Çeşitli konularda farklı görüş ve yaklaşımlarımız olsa da, KDP-İ’le şimdiye kadar bir gerilim ve çatışma yaratacak sorunlar yaşanmamıştır. Çeşitli vesileler ve zamanlarda görüşmelerimiz de olmuştur, olmaktadır. Bu açıdan ortaya çıkan gerilim ve istenmeyen çatışmanın ortada sorunlar yokken çıkması, iyi niyetli olmayan yaklaşım ve kışkırtmaların varlığını göstermektedir.

Bundan on beş gün kadar önce KDP-İ peşmergeleri önceden hiçbir bilgi vermeden yirmi beş yıldır özgürlük gerillalarının hakimiyetinin olduğu Medya Savunma Alanlarına giriş yapmışlardır. İlk önce ‘Biz Rojhılat Kurdîstan’a geçiş yapacağız’ demişlerdir. Güçlerimiz Rojhılat Kurdîstan’a geçiş yapmalarına izin vermiştir. Makul bir süre sonra geçiş yapmayarak sözlerinde durmayıp ‘Biz burada kalacağız ve vergi alacağız’ dayatmasında bulunmuşlardır.
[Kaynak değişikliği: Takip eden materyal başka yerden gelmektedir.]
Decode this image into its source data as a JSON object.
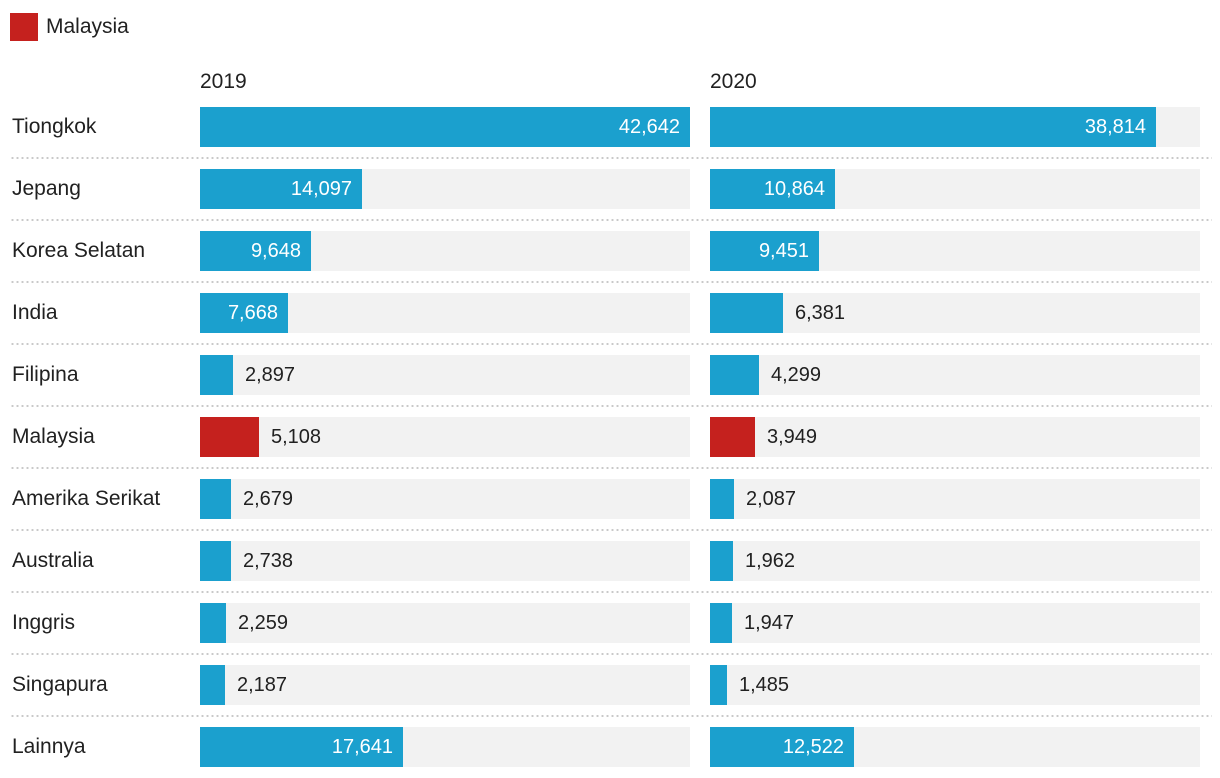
{
  "legend": {
    "label": "Malaysia"
  },
  "columns": [
    {
      "header": "2019"
    },
    {
      "header": "2020"
    }
  ],
  "colors": {
    "bar": "#1BA0CE",
    "highlight": "#C5211E",
    "track": "#F2F2F2",
    "text": "#212121",
    "value_inside_text": "#FFFFFF",
    "separator": "#C9C9C9"
  },
  "chart_data": {
    "type": "bar",
    "orientation": "horizontal",
    "title": "",
    "categories": [
      "Tiongkok",
      "Jepang",
      "Korea Selatan",
      "India",
      "Filipina",
      "Malaysia",
      "Amerika Serikat",
      "Australia",
      "Inggris",
      "Singapura",
      "Lainnya"
    ],
    "series": [
      {
        "name": "2019",
        "values": [
          42642,
          14097,
          9648,
          7668,
          2897,
          5108,
          2679,
          2738,
          2259,
          2187,
          17641
        ]
      },
      {
        "name": "2020",
        "values": [
          38814,
          10864,
          9451,
          6381,
          4299,
          3949,
          2087,
          1962,
          1947,
          1485,
          12522
        ]
      }
    ],
    "xlim": [
      0,
      42642
    ],
    "highlight_category": "Malaysia",
    "legend_entries": [
      "Malaysia"
    ],
    "grid": false,
    "legend_position": "top-left",
    "value_label_format": "thousands-separated"
  }
}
Rojhılat Kurdîstan’la yüzlerce kilometrelik sınırların var olduğu ve Medya Savunma Alanları dışında da çok geniş alanların bulunduğu bir yerde, yirmi beş yıldır gerillanın hakim olduğu bir alana hiç bilgi verilmeden gelinmesi ve ‘Biz bu alanda kalacağız’ dayatmasında bulunulması kesinlikle iyi niyetle açıklanamaz. Rojhılat Kurdîstan’la çok uzun sınırlar ve kalınabilecek geniş alanlar bulunmasına rağmen gerillanın kontrolündeki Medya Savunma Alanlarından geçişlerine hiçbir engel çıkarılmamıştır. Ancak yaşananlar, amaçlarının sınırdan geçiş olmadığını ortaya koymuştur. Birden bire burada kalacağız dayatmasının yapılması, KDP-İ’nin niyetinin farklı olduğunu ve kimi güçler tarafından böyle bir dayatma içine sokulduğunu göstermektedir.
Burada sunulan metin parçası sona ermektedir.